GEKKO
National Review, July 28, 1997 by John Dizard
I FOUND one. The only one left. A gold bull, I mean. After the gold market's Black Monday, on July 7th, all you could hear on the gold street was the mournful sound of the margin clerks pushing their carts and calling for the investors to bring out their dead. The immediate cause was the announcement by the Reserve Bank of Australia that it had sold off most of its gold reserves in recent months, but the slide had been building for months. Any precious-metals freak with his animal spirits intact had already moved over into playing the platinum group metals, either as a straight long or in the form of a spread over gold. That meant that even many of the precious-metals optimists had taken a short position in gold, so the Reserve Bank's action was just a final boot in the face to a metal already prone in the gutter.
I still believe in Santa Claus, though, and I remembered a chart Grant Noble had sent me a couple of months ago. Grant is a commodities investor in Lake Forest, Ill., who while basing much of his work on fundamental analysis, uses price charts for his technical work that are deflated by the dollar index. He's had some good calls over the years, particularly in the grains. He had been consistently bearish on gold ever since 1993, but I thought he was a little out of it when he called for a gold bottom somewhere between $315 and $320. Guess what? That's where the bottom was plumbed on July 7th.
So I called up Grant to see where he thought the "precious" metal was going next. "I have finally turned strongly bullish on gold," he said, "and I'm talking as many of my friends into it as I can. I like the August or even the December futures contracts."
From here, Grant expects gold to struggle somewhat to get past $340. The key is the old $400-$420 resistance area, which battlefield is littered with the whitening bones of gold bulls. "Once it gets past $420, there will be no stopping gold, because then the hedge funds will decide it's a momentum play." The interesting thing about this market is its size--a tiny fraction of the equities or fixed income markets. Once momentum buyers get involved, in a market where the turnover is maybe a billion dollars day, it will be not easy to accommodate them.
* Speaking of precious metals, we're going to find out pretty soon how much of the platinum group metals the Russians will ship this year. Up to now, speculation about their 1997 shipments has been a futile exercise, since there haven't been any real shipments.

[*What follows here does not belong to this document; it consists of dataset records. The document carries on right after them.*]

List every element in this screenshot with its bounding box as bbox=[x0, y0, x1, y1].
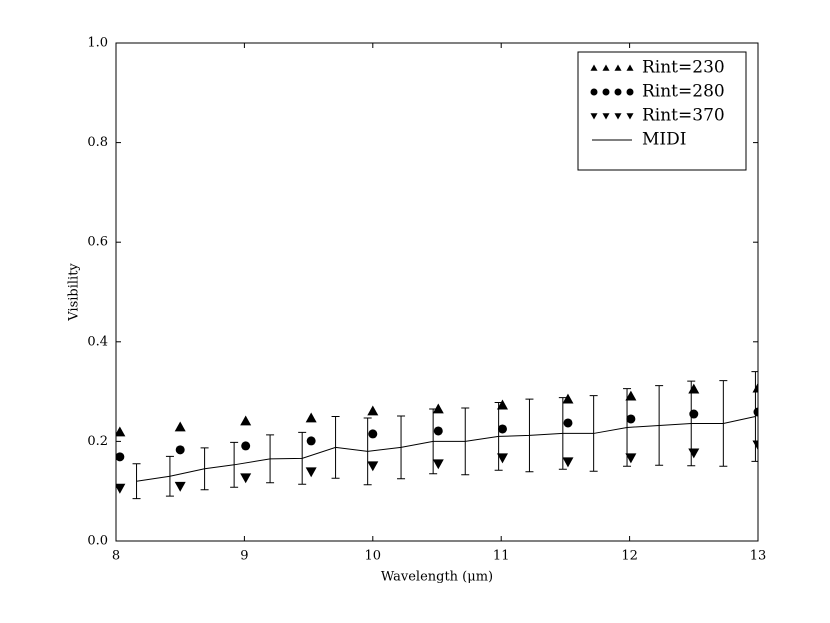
error-bar bbox=[589, 395, 598, 472]
point bbox=[174, 421, 186, 432]
error-bar bbox=[525, 398, 534, 473]
x-tick-label: 13 bbox=[750, 549, 767, 564]
point bbox=[752, 440, 758, 451]
legend: Rint=230 Rint=280 Rint=370 MIDI bbox=[577, 51, 747, 171]
legend-marker bbox=[602, 88, 610, 96]
point bbox=[562, 457, 574, 468]
legend-label: Rint=370 bbox=[642, 106, 725, 126]
point bbox=[367, 405, 379, 416]
point bbox=[432, 459, 444, 470]
point bbox=[116, 483, 126, 494]
y-tick-label: 0.6 bbox=[87, 235, 108, 250]
error-bar bbox=[623, 388, 632, 467]
midi-line bbox=[136, 416, 756, 482]
error-bar bbox=[165, 455, 174, 497]
legend-marker bbox=[602, 113, 610, 120]
point bbox=[241, 441, 251, 451]
legend-marker bbox=[614, 64, 622, 71]
point bbox=[563, 418, 573, 428]
legend-marker bbox=[626, 113, 634, 120]
point bbox=[306, 436, 316, 446]
y-tick-label: 0.4 bbox=[87, 334, 108, 349]
legend-marker bbox=[614, 88, 622, 96]
error-bar bbox=[331, 416, 340, 479]
legend-marker bbox=[590, 88, 598, 96]
legend-box bbox=[577, 51, 747, 171]
point bbox=[367, 461, 379, 472]
legend-label: Rint=230 bbox=[642, 58, 725, 78]
point bbox=[496, 453, 508, 464]
point bbox=[116, 452, 125, 462]
plot-frame bbox=[115, 42, 759, 542]
point bbox=[625, 453, 637, 464]
error-bar bbox=[200, 447, 209, 491]
point bbox=[240, 415, 252, 426]
y-axis-label: Visibility bbox=[67, 263, 82, 322]
x-axis-label: Wavelength (μm) bbox=[381, 570, 493, 585]
point bbox=[175, 445, 185, 455]
legend-marker bbox=[614, 113, 622, 120]
error-bar bbox=[266, 434, 275, 484]
x-tick-label: 11 bbox=[493, 549, 510, 564]
error-bar bbox=[230, 441, 239, 488]
error-bar bbox=[687, 380, 696, 467]
legend-marker bbox=[626, 88, 634, 96]
point bbox=[689, 409, 699, 419]
point bbox=[116, 426, 126, 437]
point bbox=[626, 414, 636, 424]
legend-marker bbox=[626, 64, 634, 71]
error-bar bbox=[132, 463, 141, 500]
point bbox=[368, 429, 378, 439]
legend-label: Rint=280 bbox=[642, 82, 725, 102]
error-bar bbox=[461, 407, 470, 476]
point bbox=[240, 473, 252, 484]
error-bar bbox=[655, 385, 664, 466]
x-tick-label: 12 bbox=[621, 549, 638, 564]
error-bar bbox=[298, 431, 307, 485]
error-bar bbox=[363, 417, 372, 486]
point bbox=[305, 412, 317, 423]
x-tick-label: 8 bbox=[112, 549, 120, 564]
error-bar bbox=[494, 402, 503, 471]
y-tick-label: 0.0 bbox=[87, 534, 108, 549]
legend-marker bbox=[590, 113, 598, 120]
error-bar bbox=[751, 371, 758, 462]
legend-marker bbox=[590, 64, 598, 71]
legend-marker bbox=[602, 64, 610, 71]
point bbox=[305, 467, 317, 478]
point bbox=[625, 390, 637, 401]
point bbox=[562, 393, 574, 404]
y-tick-label: 0.2 bbox=[87, 434, 108, 449]
point bbox=[688, 383, 700, 394]
point bbox=[433, 426, 443, 436]
plot-area bbox=[116, 371, 758, 500]
x-tick-label: 10 bbox=[365, 549, 382, 564]
y-tick-label: 1.0 bbox=[87, 36, 108, 51]
error-bar bbox=[719, 380, 728, 467]
error-bar bbox=[397, 415, 406, 480]
point bbox=[496, 399, 508, 410]
point bbox=[497, 424, 507, 434]
point bbox=[174, 481, 186, 492]
y-tick-label: 0.8 bbox=[87, 135, 108, 150]
error-bar bbox=[558, 397, 567, 470]
x-tick-label: 9 bbox=[240, 549, 248, 564]
error-bar bbox=[429, 408, 438, 475]
point bbox=[688, 448, 700, 459]
point bbox=[752, 382, 758, 393]
point bbox=[432, 403, 444, 414]
point bbox=[753, 407, 758, 417]
legend-label: MIDI bbox=[642, 130, 686, 150]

Not even the bulls believe that this total drought will continue, and yet the bears, led by the Japanese trading houses, electronics companies, and automakers, have been reduced to leaking absurd stories about the supposed pressure on palladium holders such as Tiger Management to sell off their positions.

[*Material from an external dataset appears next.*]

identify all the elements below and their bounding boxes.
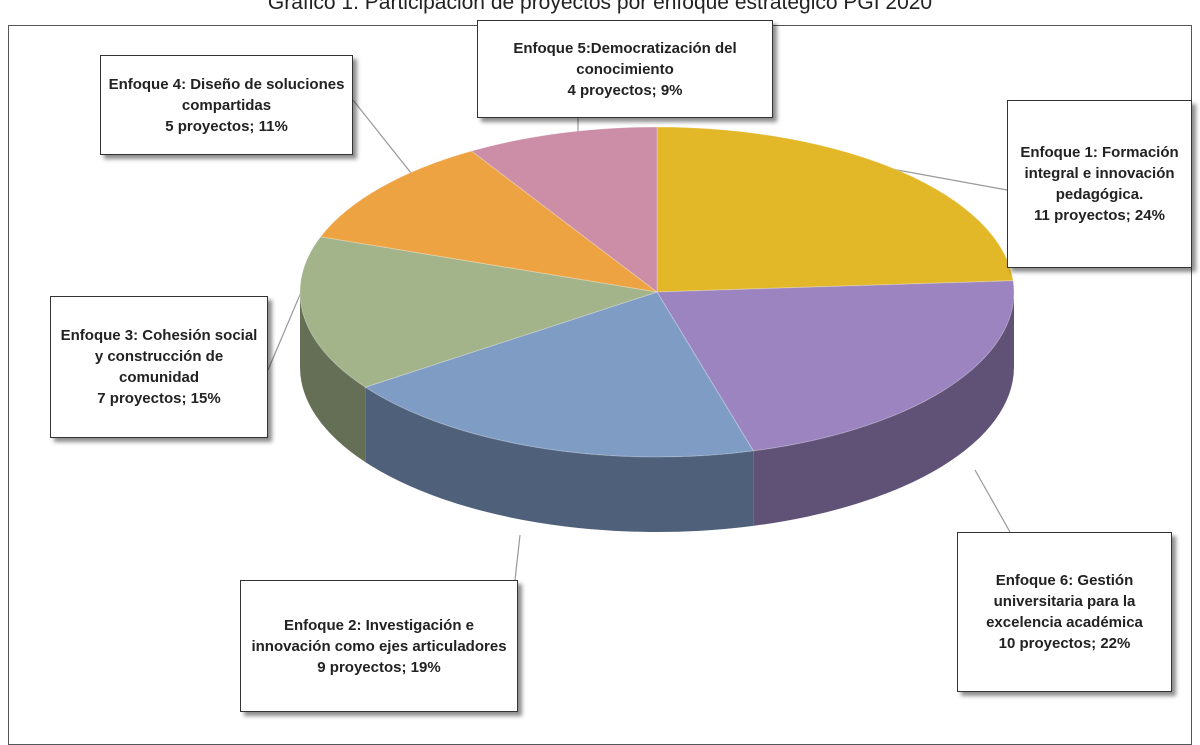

The real bull story will come out when the Russians do resume their regular shipments. Yes, some of the short positions can then be covered by the physical deliveries, but the total demand will almost certainly be goosed by the consumers' building of inventories. For as long as anyone can remember, which I think is around five years or so, it hasn't made sense to hold inventories of either platinum or palladium, since God had decreed that the price would always go down (see above story). When it turns out that the limitless supply from the Russian reserves had a limit after all, those Excel jocks in the Japanese comptrollers' departments will decide that maybe having a little extra on hand might not be a bad idea after all.
Interestingly, Engelhard, which as I recall knows something about the PGM's, is known to be going long the PGM contracts as far out as there is liquidity. Let's say they decide to take delivery. What will the locals do if the metals exchanges' warehouse stocks aren't all they should be?

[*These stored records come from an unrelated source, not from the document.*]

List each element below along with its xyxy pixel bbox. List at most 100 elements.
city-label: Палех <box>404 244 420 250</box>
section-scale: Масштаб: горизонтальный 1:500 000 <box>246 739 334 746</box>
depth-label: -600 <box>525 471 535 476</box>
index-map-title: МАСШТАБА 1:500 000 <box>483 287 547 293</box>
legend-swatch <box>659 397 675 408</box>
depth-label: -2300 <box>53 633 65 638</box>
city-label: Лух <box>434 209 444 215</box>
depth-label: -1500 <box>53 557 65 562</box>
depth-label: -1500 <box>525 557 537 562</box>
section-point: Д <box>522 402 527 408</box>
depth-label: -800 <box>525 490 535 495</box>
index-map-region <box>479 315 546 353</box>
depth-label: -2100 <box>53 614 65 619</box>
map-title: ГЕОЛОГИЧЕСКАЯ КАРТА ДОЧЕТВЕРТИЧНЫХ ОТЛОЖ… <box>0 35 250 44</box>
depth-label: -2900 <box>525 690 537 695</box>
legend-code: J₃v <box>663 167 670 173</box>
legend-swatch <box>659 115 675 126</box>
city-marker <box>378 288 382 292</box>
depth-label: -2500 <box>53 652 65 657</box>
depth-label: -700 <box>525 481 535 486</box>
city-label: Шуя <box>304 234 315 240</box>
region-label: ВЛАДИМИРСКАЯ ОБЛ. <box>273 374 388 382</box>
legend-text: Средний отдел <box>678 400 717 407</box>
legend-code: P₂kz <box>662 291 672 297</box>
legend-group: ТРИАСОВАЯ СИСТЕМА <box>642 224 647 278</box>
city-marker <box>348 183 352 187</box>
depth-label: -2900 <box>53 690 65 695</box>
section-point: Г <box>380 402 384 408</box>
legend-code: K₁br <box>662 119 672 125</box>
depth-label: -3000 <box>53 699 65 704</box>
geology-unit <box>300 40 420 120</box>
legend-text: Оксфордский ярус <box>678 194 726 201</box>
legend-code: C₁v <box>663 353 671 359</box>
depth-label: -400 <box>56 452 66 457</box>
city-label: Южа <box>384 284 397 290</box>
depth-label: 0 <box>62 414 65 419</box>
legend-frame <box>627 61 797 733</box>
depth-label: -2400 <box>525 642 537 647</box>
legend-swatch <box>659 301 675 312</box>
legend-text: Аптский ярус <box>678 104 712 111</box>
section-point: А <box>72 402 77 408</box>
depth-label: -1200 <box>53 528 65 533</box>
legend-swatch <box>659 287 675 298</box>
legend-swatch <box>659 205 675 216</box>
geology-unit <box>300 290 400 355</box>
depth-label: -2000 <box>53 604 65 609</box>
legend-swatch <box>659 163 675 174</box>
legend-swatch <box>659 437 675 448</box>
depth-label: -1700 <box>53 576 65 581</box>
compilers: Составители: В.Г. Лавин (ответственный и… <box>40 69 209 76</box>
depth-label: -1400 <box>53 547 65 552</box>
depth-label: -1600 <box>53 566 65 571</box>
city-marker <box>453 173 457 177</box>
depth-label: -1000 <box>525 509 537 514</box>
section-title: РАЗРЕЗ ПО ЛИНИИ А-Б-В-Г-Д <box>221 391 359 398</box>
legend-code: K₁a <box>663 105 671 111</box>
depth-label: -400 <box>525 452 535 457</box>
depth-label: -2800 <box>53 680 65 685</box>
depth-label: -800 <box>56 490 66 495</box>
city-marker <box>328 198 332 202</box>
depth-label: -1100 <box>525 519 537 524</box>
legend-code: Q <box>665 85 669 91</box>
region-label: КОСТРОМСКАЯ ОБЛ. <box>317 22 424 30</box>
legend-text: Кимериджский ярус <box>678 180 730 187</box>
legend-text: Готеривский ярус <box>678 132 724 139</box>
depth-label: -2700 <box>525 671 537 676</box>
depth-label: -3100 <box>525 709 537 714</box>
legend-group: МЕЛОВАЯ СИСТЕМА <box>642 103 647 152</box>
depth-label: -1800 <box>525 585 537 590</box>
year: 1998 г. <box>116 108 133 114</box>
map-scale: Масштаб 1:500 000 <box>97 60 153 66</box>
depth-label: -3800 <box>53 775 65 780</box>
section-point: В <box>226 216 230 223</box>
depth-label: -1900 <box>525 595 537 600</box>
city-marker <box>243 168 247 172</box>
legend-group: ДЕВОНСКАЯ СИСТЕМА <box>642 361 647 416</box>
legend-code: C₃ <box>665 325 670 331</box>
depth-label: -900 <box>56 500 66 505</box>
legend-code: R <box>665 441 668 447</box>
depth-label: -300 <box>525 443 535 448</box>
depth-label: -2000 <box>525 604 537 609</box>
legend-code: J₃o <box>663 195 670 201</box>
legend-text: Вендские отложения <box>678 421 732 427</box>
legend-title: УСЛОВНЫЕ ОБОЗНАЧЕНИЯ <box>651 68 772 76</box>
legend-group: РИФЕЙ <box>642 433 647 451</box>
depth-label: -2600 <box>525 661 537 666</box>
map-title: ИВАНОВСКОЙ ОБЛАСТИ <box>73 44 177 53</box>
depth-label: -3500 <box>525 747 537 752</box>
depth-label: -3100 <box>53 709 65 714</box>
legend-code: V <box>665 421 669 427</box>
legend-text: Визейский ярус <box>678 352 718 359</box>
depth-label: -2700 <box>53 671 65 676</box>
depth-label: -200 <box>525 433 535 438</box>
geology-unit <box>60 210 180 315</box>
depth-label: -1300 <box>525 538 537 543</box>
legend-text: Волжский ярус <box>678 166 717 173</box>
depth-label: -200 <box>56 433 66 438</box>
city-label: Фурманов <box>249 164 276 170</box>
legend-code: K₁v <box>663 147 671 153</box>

* Enough about metals. I mean what good is any of this if you don't have your health? And what good is your health if you don't have a managed care provider who can pay to keep it in tune? I have been skeptical for a long time about some of the faster growing managed care providers such as Oxford Health (OXHP). I wondered if they were going to be able to keep their promises about providing premium care at a competitive price. If you talk to some "care providers" who used to have titles like doctor, you find that some of the more aggressively expanding HMO companies have hit on a foolproof means to reduce expenditures below their competitors--they're slow to pay bills.
The stock market, of course, has already intuited that a brilliant scheme like this is in operation, and has rewarded a number of these companies with the appropriately aggressive multiples.
The long-term problem is that cash flow problems like this can be elided as long as a lot of new customers are being added. When new member growth slows or stops, or when legislated care guidelines start to hit, then you want to have gotten out of these stocks--or be short them. And in case you think they can just raise their premiums to meet Wall Street's quarterly estimates, you may not have taken the state regulators into account. They have a lot of authority, not to mention whistle-blowing ability. New York's insurance department is already looking into the cash management practices of the HMO's under its jurisdiction. I wonder what they'll find? If I were long these stocks, I wouldn't wait to find out.